On 14-04-21 09:36 AM, Philip Guenther wrote:
Hmm, I haven't seen anything like that in many many years. $ENV used
to be processed by non-interactive scripts, but that was a bug fixed
in 2007. I would be interested in hearing details of specific cases
where .profile is parsed by non-terminal software.
I have developers using Ant deploy scripts that SSH into the target host
repeatedly, once for every build step.
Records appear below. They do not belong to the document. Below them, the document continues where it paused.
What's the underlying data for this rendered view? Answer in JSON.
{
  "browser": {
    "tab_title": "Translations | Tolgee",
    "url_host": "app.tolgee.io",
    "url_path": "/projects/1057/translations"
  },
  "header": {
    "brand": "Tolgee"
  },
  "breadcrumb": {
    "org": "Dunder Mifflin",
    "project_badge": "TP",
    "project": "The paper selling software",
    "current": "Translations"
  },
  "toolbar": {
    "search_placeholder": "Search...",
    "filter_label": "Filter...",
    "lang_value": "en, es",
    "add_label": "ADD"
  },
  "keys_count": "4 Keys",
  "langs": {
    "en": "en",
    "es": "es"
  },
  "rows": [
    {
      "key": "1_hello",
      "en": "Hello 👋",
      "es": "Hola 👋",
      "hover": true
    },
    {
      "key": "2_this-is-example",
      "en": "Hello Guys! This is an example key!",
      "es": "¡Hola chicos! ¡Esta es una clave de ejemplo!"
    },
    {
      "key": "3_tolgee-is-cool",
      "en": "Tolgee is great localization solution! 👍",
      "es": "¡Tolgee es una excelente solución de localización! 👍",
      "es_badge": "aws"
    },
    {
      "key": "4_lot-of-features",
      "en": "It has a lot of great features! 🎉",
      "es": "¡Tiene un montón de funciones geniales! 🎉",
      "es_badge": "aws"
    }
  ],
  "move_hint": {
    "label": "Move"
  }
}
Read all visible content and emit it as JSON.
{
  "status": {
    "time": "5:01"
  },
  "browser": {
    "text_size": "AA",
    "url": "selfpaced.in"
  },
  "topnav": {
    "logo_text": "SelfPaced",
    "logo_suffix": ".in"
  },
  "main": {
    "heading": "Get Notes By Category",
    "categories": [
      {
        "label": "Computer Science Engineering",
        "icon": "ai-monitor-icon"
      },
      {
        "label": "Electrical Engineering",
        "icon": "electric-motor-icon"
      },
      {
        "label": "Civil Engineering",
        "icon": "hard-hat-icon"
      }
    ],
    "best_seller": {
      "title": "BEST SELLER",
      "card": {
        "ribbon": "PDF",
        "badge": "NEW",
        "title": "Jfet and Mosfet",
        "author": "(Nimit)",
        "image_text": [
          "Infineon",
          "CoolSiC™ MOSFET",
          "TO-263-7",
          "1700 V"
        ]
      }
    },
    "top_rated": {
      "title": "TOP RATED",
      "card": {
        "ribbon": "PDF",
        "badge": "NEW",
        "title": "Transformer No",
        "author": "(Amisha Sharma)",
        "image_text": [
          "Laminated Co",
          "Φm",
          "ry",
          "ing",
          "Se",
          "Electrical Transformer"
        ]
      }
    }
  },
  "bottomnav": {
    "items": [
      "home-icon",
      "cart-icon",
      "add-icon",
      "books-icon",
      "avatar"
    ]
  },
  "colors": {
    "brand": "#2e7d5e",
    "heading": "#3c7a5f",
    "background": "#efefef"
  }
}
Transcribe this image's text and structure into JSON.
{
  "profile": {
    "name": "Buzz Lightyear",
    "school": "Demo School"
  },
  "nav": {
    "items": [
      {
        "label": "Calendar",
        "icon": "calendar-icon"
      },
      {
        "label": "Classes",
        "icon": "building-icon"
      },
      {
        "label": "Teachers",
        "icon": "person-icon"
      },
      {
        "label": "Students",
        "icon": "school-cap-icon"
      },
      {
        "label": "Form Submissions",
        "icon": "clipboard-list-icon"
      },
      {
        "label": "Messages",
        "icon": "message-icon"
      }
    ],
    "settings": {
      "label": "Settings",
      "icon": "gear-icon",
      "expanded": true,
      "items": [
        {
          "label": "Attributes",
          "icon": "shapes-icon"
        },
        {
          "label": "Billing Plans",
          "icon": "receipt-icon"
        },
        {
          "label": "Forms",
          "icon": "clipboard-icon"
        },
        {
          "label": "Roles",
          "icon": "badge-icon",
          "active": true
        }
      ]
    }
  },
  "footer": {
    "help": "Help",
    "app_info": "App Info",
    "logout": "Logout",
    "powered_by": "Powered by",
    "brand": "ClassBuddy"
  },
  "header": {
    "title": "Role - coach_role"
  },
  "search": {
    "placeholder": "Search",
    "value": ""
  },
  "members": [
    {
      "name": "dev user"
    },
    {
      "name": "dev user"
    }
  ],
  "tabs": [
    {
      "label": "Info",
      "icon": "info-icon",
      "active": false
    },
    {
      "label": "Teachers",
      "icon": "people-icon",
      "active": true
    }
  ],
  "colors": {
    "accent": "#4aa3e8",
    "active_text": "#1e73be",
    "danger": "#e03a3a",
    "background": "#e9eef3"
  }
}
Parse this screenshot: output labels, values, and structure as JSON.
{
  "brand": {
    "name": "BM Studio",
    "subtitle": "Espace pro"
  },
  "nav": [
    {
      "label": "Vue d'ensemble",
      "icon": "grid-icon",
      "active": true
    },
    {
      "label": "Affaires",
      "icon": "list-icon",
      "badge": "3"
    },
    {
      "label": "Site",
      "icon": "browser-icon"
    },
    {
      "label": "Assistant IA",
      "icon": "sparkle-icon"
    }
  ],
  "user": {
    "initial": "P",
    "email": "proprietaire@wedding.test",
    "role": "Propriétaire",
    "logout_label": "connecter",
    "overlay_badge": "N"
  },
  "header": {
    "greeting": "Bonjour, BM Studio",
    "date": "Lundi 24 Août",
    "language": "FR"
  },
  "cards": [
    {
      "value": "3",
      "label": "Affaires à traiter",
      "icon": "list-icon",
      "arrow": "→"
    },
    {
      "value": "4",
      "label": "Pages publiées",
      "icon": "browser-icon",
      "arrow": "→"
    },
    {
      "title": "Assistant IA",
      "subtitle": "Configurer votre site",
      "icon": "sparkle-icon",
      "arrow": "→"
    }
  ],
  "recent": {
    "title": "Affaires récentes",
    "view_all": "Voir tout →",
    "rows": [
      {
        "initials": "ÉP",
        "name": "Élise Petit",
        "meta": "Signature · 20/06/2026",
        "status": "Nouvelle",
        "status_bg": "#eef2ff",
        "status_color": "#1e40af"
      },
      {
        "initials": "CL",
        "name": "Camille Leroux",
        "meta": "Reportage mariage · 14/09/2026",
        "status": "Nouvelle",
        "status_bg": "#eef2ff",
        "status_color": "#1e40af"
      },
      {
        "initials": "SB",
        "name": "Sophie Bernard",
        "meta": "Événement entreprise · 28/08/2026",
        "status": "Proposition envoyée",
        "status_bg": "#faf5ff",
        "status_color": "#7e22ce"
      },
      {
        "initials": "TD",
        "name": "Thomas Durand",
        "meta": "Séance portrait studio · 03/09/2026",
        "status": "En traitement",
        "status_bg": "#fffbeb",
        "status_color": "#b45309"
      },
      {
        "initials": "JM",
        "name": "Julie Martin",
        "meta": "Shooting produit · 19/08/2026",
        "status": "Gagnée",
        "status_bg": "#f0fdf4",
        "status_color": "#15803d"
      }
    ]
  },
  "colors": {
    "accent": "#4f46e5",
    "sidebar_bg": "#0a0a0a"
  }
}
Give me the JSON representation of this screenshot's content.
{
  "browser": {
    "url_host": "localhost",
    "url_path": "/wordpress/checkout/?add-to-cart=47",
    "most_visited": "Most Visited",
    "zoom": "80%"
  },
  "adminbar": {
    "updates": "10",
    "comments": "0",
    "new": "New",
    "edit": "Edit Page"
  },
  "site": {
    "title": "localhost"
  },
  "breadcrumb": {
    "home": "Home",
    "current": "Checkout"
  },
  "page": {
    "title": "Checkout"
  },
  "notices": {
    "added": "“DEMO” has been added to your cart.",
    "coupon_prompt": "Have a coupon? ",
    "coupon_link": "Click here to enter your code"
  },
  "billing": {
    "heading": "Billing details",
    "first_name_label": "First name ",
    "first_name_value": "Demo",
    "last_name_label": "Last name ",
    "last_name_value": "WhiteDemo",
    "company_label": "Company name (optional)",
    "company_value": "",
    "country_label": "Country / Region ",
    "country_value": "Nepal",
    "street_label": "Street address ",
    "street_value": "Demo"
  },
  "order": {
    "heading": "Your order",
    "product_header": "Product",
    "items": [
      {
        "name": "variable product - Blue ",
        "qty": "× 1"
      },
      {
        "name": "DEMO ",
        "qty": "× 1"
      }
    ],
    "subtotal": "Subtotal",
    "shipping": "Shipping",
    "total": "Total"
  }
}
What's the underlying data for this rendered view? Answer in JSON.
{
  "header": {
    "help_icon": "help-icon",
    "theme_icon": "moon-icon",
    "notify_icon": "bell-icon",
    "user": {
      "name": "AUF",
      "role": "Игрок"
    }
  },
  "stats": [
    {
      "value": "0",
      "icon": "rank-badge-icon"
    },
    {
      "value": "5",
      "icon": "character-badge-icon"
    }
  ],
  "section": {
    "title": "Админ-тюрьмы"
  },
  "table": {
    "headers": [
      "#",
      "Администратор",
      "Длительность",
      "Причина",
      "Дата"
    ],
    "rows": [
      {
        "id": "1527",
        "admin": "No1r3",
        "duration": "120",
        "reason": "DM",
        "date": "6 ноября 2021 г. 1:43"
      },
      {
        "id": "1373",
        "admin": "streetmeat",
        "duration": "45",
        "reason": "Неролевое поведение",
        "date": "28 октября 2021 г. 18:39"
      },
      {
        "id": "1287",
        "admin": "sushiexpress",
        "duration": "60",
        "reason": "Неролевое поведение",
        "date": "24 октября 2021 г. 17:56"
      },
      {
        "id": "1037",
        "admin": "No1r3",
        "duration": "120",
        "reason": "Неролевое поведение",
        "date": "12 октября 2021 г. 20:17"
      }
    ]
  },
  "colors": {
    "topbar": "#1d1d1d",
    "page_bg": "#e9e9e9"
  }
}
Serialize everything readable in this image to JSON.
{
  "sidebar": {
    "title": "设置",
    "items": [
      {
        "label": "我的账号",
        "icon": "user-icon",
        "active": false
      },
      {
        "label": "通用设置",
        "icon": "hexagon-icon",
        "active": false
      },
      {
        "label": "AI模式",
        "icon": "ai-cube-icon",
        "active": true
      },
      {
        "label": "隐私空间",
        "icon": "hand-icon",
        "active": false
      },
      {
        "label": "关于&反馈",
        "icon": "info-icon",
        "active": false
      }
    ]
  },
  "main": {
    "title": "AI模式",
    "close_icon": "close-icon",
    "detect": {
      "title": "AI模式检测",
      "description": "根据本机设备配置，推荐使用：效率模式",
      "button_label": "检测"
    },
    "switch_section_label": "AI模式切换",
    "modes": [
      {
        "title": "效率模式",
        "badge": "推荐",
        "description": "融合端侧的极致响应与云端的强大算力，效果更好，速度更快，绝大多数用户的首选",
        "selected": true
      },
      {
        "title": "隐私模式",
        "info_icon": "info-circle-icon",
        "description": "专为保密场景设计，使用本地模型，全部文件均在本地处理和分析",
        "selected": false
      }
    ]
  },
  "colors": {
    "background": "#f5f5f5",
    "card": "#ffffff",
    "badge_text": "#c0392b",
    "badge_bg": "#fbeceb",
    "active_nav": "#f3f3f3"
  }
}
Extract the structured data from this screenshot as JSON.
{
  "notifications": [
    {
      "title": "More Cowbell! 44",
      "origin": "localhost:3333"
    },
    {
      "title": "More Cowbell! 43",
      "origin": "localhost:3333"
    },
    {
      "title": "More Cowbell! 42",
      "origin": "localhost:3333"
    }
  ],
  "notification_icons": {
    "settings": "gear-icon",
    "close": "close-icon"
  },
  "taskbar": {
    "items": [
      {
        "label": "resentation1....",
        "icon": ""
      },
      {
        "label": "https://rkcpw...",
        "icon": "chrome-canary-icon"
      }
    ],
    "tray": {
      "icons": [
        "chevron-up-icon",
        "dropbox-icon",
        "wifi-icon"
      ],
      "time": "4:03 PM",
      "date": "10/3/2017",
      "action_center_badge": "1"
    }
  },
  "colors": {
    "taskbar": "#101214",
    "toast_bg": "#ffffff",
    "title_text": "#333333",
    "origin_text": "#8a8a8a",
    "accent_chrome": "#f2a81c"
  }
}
Ant does a reasonably good job
of emulating a terminal and handling strangeness in the output, but it's
still clearly "non-terminal software".
There's no reasonable way (that I'm aware of) for Ant to *not* cause a
login shell to occur when operating in this mode.
Many non-terminal things can process .profile: GDM & KDM, I believe,
still do so. Not sure about XDM.
I believe that's not exactly what you meant... I agree that the standard
use case of:
.profile - login shells only
$ENV - interactive shells only
is still appropriate.
This generally means, IIRC, that environment variables (ironically,
given the name "$ENV") should go into .profile, but things that screw
with the terminal should go into $ENV instead.
Funny - I know intuitively where I want to put different things, but
actually writing it down and coming up with a clear set of guidelines is
surprisingly hard. That probably means my knowledge is incomplete.